349. Intersection of Two Arrays
Description
Given two integer arrays nums1 and nums2, return an array of their intersection. Each element in the result must be unique and you may return the result in any order.
Example 1:
Input: nums1 = [1,2,2,1], nums2 = [2,2] Output: [2]
Example 2:
Input: nums1 = [4,9,5], nums2 = [9,4,9,8,4] Output: [9,4] Explanation: [4,9] is also accepted.
Constraints:
1 <= nums1.length, nums2.length <= 10000 <= nums1[i], nums2[i] <= 1000
Solutions
Solution 1: Hash Table or Array
First, we use a hash table or an array $s$ of length $1001$ to record the elements that appear in the array $nums1$. Then, we iterate through each element in the array $nums2$. If an element $x$ is in $s$, we add $x$ to the answer and remove $x$ from $s$.
After the iteration is finished, we return the answer array.

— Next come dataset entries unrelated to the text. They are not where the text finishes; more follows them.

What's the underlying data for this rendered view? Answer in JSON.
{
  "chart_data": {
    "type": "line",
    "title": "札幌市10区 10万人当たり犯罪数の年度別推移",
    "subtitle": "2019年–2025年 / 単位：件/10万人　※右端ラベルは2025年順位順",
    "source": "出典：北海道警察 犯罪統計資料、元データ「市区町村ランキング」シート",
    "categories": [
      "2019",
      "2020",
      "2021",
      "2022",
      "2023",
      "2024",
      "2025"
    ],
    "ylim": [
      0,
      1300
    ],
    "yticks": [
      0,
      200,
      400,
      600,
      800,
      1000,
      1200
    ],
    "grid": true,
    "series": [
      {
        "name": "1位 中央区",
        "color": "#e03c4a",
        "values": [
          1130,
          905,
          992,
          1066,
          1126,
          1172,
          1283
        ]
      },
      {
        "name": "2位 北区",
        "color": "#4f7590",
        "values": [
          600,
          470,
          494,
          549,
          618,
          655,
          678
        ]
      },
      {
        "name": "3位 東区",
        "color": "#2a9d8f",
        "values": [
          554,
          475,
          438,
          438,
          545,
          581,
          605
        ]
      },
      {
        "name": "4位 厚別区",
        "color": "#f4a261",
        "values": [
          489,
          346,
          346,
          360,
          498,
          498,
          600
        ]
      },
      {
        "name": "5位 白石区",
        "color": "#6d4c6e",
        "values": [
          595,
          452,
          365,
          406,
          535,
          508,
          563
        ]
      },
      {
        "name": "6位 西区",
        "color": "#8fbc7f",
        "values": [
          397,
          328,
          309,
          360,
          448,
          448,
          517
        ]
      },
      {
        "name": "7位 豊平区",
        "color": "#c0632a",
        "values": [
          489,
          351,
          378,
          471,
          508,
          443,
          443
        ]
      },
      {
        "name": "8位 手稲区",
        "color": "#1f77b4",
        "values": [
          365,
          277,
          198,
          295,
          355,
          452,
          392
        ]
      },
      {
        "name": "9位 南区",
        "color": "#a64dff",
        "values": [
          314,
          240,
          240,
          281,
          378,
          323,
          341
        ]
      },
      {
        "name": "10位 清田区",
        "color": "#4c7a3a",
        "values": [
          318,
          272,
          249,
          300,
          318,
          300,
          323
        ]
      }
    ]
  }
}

The time complexity is $O(n+m)$, and the space complexity is $O(n)$. Here, $n$ and $m$ are the lengths of the arrays $nums1$ and $nums2$, respectively.
Python3
class Solution:
def intersection(self, nums1: List[int], nums2: List[int]) -> List[int]:
return list(set(nums1) & set(nums2))
Java
class Solution {
public int[] intersection(int[] nums1, int[] nums2) {
boolean[] s = new boolean[1001];
for (int x : nums1) {
s[x] = true;
}
List<Integer> ans = new ArrayList<>();
for (int x : nums2) {
if (s[x]) {
ans.add(x);
s[x] = false;
}
}
return ans.stream().mapToInt(Integer::intValue).toArray();
}
}
C++
class Solution {
public:
vector<int> intersection(vector<int>& nums1, vector<int>& nums2) {
bool s[1001];
memset(s, false, sizeof(s));
for (int x : nums1) {
s[x] = true;
}
vector<int> ans;
for (int x : nums2) {
if (s[x]) {
ans.push_back(x);
s[x] = false;
}
}
return ans;
}
};
Go
func intersection(nums1 []int, nums2 []int) (ans []int) {
s := [1001]bool{}
for _, x := range nums1 {
s[x] = true
}
for _, x := range nums2 {
if s[x] {
ans = append(ans, x)
s[x] = false
}
}
return
}
TypeScript
function intersection(nums1: number[], nums2: number[]): number[] {
const s = new Set(nums1);
return [...new Set(nums2.filter(x => s.has(x)))];
}
JavaScript
/**
* @param {number[]} nums1
* @param {number[]} nums2
* @return {number[]}
*/
var intersection = function (nums1, nums2) {
const s = new Set(nums1);
return [...new Set(nums2.filter(x => s.has(x)))];
};
C#
public class Solution {
public int[] Intersection(int[] nums1, int[] nums2) {
HashSet<int> s1 = new HashSet<int>(nums1);
HashSet<int> s2 = new HashSet<int>(nums2);
s1.IntersectWith(s2);
int[] ans = new int[s1.Count];
s1.CopyTo(ans);
return ans;
}
}
PHP
class Solution {
/**
* @param Integer[] $nums1
* @param Integer[] $nums2
* @return Integer[]
*/
function intersection($nums1, $nums2) {
$s1 = array_unique($nums1);
$s2 = array_unique($nums2);
$ans = array_intersect($s1, $s2);
return array_values($ans);
}
}